*Government Shutdown

GOP Shutdown: Economic Indicators Show Concern

Now in its third week, the economy is showing increasing signs of strain over the continuing Republican government shutdown. According to CQ:

“Two weeks into the government shutdown, signs that the result of a congressional standoff is starting to take a bite out of the economy are growing.”

Economic growth projections are being scaled back, federal contractors are starting to lose their jobs, consumer confidence is plummeting ahead of the crucial holiday shopping season and the stock market has been engaged in a long, slow slide.”

“According to a report by Macroeconomic Advisers, the two-week shutdown has reduced Gross Domestic Product by a quarter of a percentage point this quarter. Each additional week of the shutdown will cut another 0.1 percent in GDP.”

The shutdown has also started costing jobs, the report said. Initial jobless claims rose by 66,000 last week, according to the Department of Labor. Although much of that increase can be attributed to a change in reporting methods in California, about a quarter of the increase in new claims is due to private-sector workers being laid off due to the shutdown. The effect of the shutdown on unemployment claims by federal employees will be calculated separately.”

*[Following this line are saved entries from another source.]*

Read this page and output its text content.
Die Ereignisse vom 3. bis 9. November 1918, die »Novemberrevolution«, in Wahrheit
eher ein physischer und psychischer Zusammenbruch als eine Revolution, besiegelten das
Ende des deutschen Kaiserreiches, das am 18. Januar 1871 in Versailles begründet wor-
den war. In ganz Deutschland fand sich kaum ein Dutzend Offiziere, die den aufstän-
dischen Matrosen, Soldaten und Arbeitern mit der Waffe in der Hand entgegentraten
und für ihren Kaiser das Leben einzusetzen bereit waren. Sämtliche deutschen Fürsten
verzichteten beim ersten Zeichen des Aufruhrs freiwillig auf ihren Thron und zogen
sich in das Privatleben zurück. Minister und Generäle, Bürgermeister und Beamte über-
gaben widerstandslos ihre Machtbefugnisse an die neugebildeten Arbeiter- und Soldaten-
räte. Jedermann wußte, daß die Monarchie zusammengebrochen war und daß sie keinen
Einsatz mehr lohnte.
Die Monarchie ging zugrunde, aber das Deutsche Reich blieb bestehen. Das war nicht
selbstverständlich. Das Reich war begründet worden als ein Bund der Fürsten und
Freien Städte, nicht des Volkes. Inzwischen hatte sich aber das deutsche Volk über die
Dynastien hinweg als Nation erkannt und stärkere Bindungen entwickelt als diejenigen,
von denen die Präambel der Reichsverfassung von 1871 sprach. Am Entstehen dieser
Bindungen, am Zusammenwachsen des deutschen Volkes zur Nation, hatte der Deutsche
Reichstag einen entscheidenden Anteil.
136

“The rise ‘does indicate that the shutdown has begun to produce layoffs in the private sector, as firms with government contracts are forced to curtail operations,’ said a Macroeconomic Advisers report.”

An economic consumer confidence index measured by Gallup fell to the lowest point in almost two years last week, driven both by the shutdown and by the specter of breaching the debt ceiling. Also last week, Reuters reported the consumer sentiment index it calculates with the University of Michigan had dropped to its lowest level since January.”

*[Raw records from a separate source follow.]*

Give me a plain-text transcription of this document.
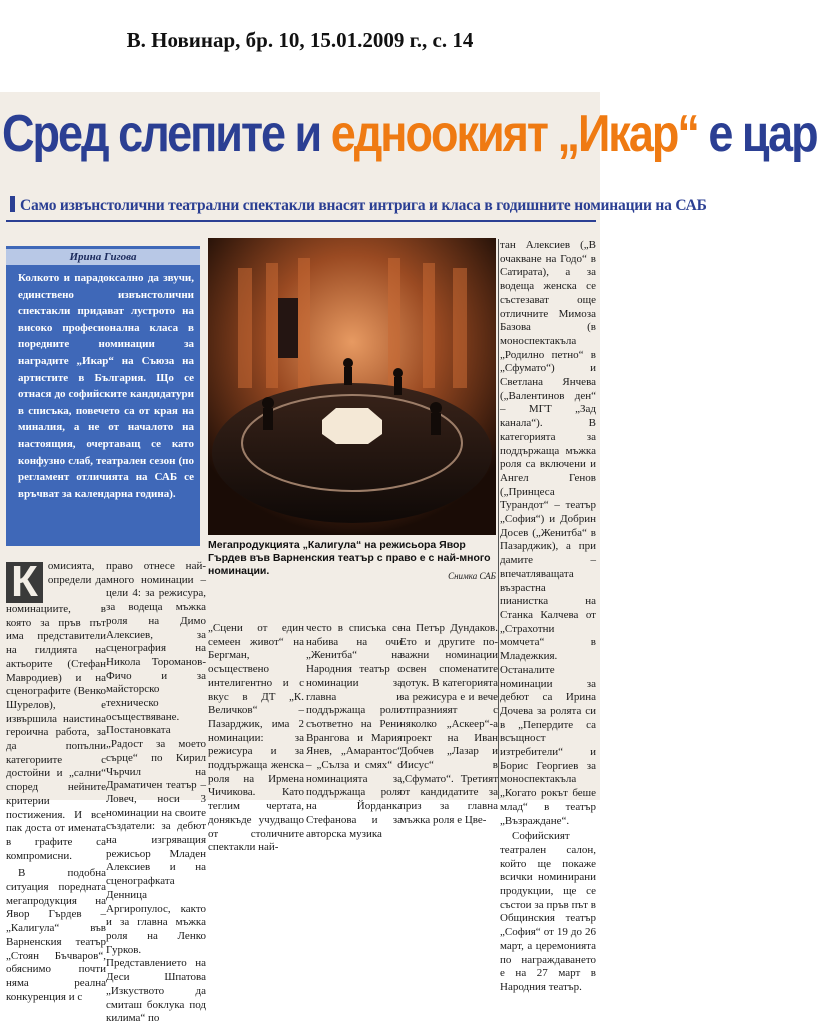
В. Новинар, бр. 10, 15.01.2009 г., с. 14
Сред слепите и едноокият „Икар“ е цар
Само извънстолични театрални спектакли внасят интрига и класа в годишните номинации на САБ
Ирина Гигова
Колкото и парадоксално да звучи, единствено извънстолични спектакли придават лустрото на високо професионална класа в поредните номинации за наградите „Икар“ на Съюза на артистите в България. Що се отнася до софийските кандидатури в списъка, повечето са от края на миналия, а не от началото на настоящия, очертаващ се като конфузно слаб, театрален сезон (по регламент отличията на САБ се връчват за календарна година).
Мегапродукцията „Калигула“ на режисьора Явор Гърдев във Варненския театър с право е с най-много номинации.	Снимка САБ

К омисията, определи да номинациите, в която за пръв път има представители на гилдията на актьорите (Стефан Мавродиев) и на сценографите (Венко Шурелов), е извършила наистина героична работа, за да попълни категориите с достойни и „сални“ според нейните критерии постижения. И все пак доста от имената в графите са компромисни.

В подобна ситуация поредната мегапродукция на Явор Гърдев – „Калигула“ във Варненския театър „Стоян Бъчваров“, обяснимо почти няма реална конкуренция и с

право отнесе най-много номинации – цели 4: за режисура, за водеща мъжка роля на Димо Алексиев, за сценография на Никола Тороманов-Фичо и за майсторско техническо осъществяване. Постановката „Радост за моето сърце“ по Кирил Чърчил на Драматичен театър – Ловеч, носи 3 номинации на своите създатели: за дебют на изгряващия режисьор Младен Алексиев и на сценографката Денница Аргиропулос, както и за главна мъжка роля на Ленко Гурков. Представлението на Деси Шпатова „Изкуството да смиташ боклука под килима“ по
„Сцени от един семеен живот“ на Бергман, осъществено интелигентно и с вкус в ДТ „К. Величков“ – Пазарджик, има 2 номинации: за режисура и за поддържаща женска роля на Ирмена Чичикова. Като теглим чертата, донякъде учудващо от столичните спектакли най-
често в списъка се набива на очи „Женитба“ на Народния театър с номинации за главна и поддържаща роли съответно на Рени Врангова и Мария Янев, „Амарантос“ – „Cълза и смях“ с номинацията за поддържаща роля на Йорданка Стефанова и за авторска музика
на Петър Дундаков. Ето и другите по-важни номинации освен споменатите дотук. В категорията за режисура е и вече отпразнияят с няколко „Аскеер“-а проект на Иван Добчев „Лазар и Иисус“ в „Сфумато“. Третият от кандидатите за приз за главна мъжка роля е Цве-

тан Алексиев („В очакване на Годо“ в Сатирата), а за водеща женска се състезават още отличните Мимоза Базова (в моноспектакъла „Родилно петно“ в „Сфумато“) и Светлана Янчева („Валентинов ден“ – МГТ „Зад канала“). В категорията за поддържаща мъжка роля са включени и Ангел Генов („Принцеса Турандот“ – театър „София“) и Добрин Досев („Женитба“ в Пазарджик), а при дамите – впечатляващата възрастна пианистка на Станка Калчева от „Страхотни момчета“ в Младежкия. Останалите номинации за дебют са Ирина Дочева за ролята си в „Пепердите са всъщност изтребители“ и Борис Георгиев за моноспектакъла „Когато рокът беше млад“ в театър „Възраждане“.

Софийският театрален салон, който ще покаже всички номинирани продукции, ще се състои за пръв път в Общинския театър „София“ от 19 до 26 март, а церемонията по награждаването е на 27 март в Народния театър.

Meanwhile, the Dow Jones Industrial Average dropped 900 points between Sept. 18 and Oct. 8 on fears of a shutdown. The average has rebounded somewhat in recent days after President Barack Obama’s nomination of Janet L. Yellen to head the Federal Reserve and after news emerged that lawmakers were working on a deal.”

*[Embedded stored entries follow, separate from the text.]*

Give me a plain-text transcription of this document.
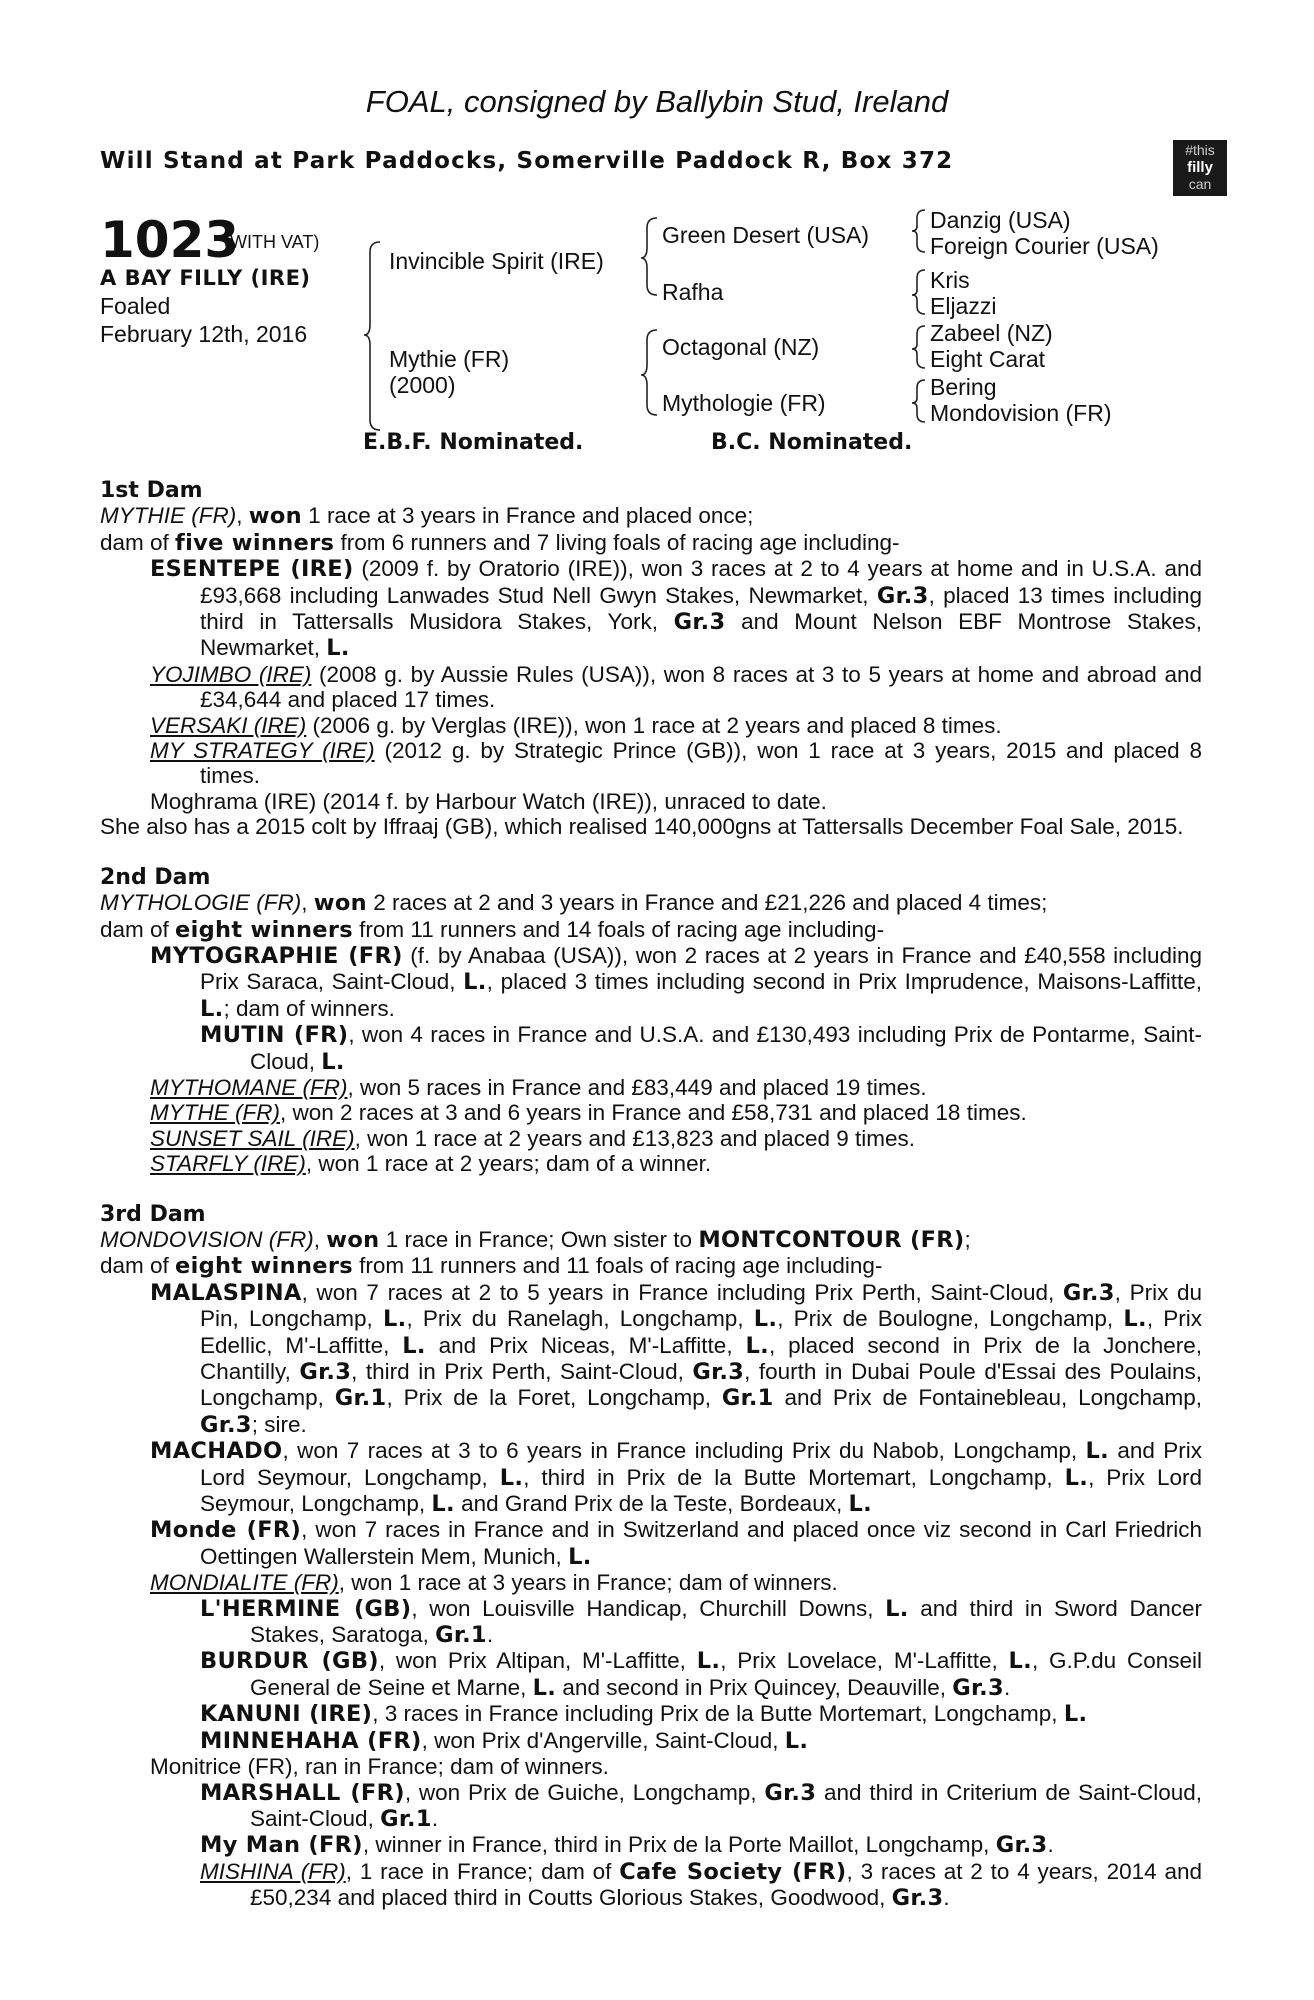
FOAL, consigned by Ballybin Stud, Ireland
Will Stand at Park Paddocks, Somerville Paddock R, Box 372	#this
filly
can
1023
(WITH VAT)
A BAY FILLY (IRE)
Foaled
February 12th, 2016
Invincible Spirit (IRE)
Mythie (FR)
(2000)
Green Desert (USA)
Rafha
Octagonal (NZ)
Mythologie (FR)
Danzig (USA)
Foreign Courier (USA)
Kris
Eljazzi
Zabeel (NZ)
Eight Carat
Bering
Mondovision (FR)
E.B.F. Nominated.	B.C. Nominated.

1st Dam

MYTHIE (FR), won 1 race at 3 years in France and placed once;

dam of five winners from 6 runners and 7 living foals of racing age including-

ESENTEPE (IRE) (2009 f. by Oratorio (IRE)), won 3 races at 2 to 4 years at home and in U.S.A. and £93,668 including Lanwades Stud Nell Gwyn Stakes, Newmarket, Gr.3, placed 13 times including third in Tattersalls Musidora Stakes, York, Gr.3 and Mount Nelson EBF Montrose Stakes, Newmarket, L.

YOJIMBO (IRE) (2008 g. by Aussie Rules (USA)), won 8 races at 3 to 5 years at home and abroad and £34,644 and placed 17 times.

VERSAKI (IRE) (2006 g. by Verglas (IRE)), won 1 race at 2 years and placed 8 times.

MY STRATEGY (IRE) (2012 g. by Strategic Prince (GB)), won 1 race at 3 years, 2015 and placed 8 times.

Moghrama (IRE) (2014 f. by Harbour Watch (IRE)), unraced to date.

She also has a 2015 colt by Iffraaj (GB), which realised 140,000gns at Tattersalls December Foal Sale, 2015.

2nd Dam

MYTHOLOGIE (FR), won 2 races at 2 and 3 years in France and £21,226 and placed 4 times;

dam of eight winners from 11 runners and 14 foals of racing age including-

MYTOGRAPHIE (FR) (f. by Anabaa (USA)), won 2 races at 2 years in France and £40,558 including Prix Saraca, Saint-Cloud, L., placed 3 times including second in Prix Imprudence, Maisons-Laffitte, L.; dam of winners.

MUTIN (FR), won 4 races in France and U.S.A. and £130,493 including Prix de Pontarme, Saint-Cloud, L.

MYTHOMANE (FR), won 5 races in France and £83,449 and placed 19 times.

MYTHE (FR), won 2 races at 3 and 6 years in France and £58,731 and placed 18 times.

SUNSET SAIL (IRE), won 1 race at 2 years and £13,823 and placed 9 times.

STARFLY (IRE), won 1 race at 2 years; dam of a winner.

3rd Dam

MONDOVISION (FR), won 1 race in France; Own sister to MONTCONTOUR (FR);

dam of eight winners from 11 runners and 11 foals of racing age including-

MALASPINA, won 7 races at 2 to 5 years in France including Prix Perth, Saint-Cloud, Gr.3, Prix du Pin, Longchamp, L., Prix du Ranelagh, Longchamp, L., Prix de Boulogne, Longchamp, L., Prix Edellic, M'-Laffitte, L. and Prix Niceas, M'-Laffitte, L., placed second in Prix de la Jonchere, Chantilly, Gr.3, third in Prix Perth, Saint-Cloud, Gr.3, fourth in Dubai Poule d'Essai des Poulains, Longchamp, Gr.1, Prix de la Foret, Longchamp, Gr.1 and Prix de Fontainebleau, Longchamp, Gr.3; sire.

MACHADO, won 7 races at 3 to 6 years in France including Prix du Nabob, Longchamp, L. and Prix Lord Seymour, Longchamp, L., third in Prix de la Butte Mortemart, Longchamp, L., Prix Lord Seymour, Longchamp, L. and Grand Prix de la Teste, Bordeaux, L.

Monde (FR), won 7 races in France and in Switzerland and placed once viz second in Carl Friedrich Oettingen Wallerstein Mem, Munich, L.

MONDIALITE (FR), won 1 race at 3 years in France; dam of winners.

L'HERMINE (GB), won Louisville Handicap, Churchill Downs, L. and third in Sword Dancer Stakes, Saratoga, Gr.1.

BURDUR (GB), won Prix Altipan, M'-Laffitte, L., Prix Lovelace, M'-Laffitte, L., G.P.du Conseil General de Seine et Marne, L. and second in Prix Quincey, Deauville, Gr.3.

KANUNI (IRE), 3 races in France including Prix de la Butte Mortemart, Longchamp, L.

MINNEHAHA (FR), won Prix d'Angerville, Saint-Cloud, L.

Monitrice (FR), ran in France; dam of winners.

MARSHALL (FR), won Prix de Guiche, Longchamp, Gr.3 and third in Criterium de Saint-Cloud, Saint-Cloud, Gr.1.

My Man (FR), winner in France, third in Prix de la Porte Maillot, Longchamp, Gr.3.

MISHINA (FR), 1 race in France; dam of Cafe Society (FR), 3 races at 2 to 4 years, 2014 and £50,234 and placed third in Coutts Glorious Stakes, Goodwood, Gr.3.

Retailers are starting to worry that the shutdown could jeopardize the holiday spending season, which accounts for roughly 20 percent of the retail industry’s annual sales, according to the National Retail Federation. This year, the group expects the holiday season to generate $602.1 billion in sales.”

Instead of hurting our economy and creating greater uncertainty, House Republican should work with Democrats to  reopen the government and ensure America can pay its bills.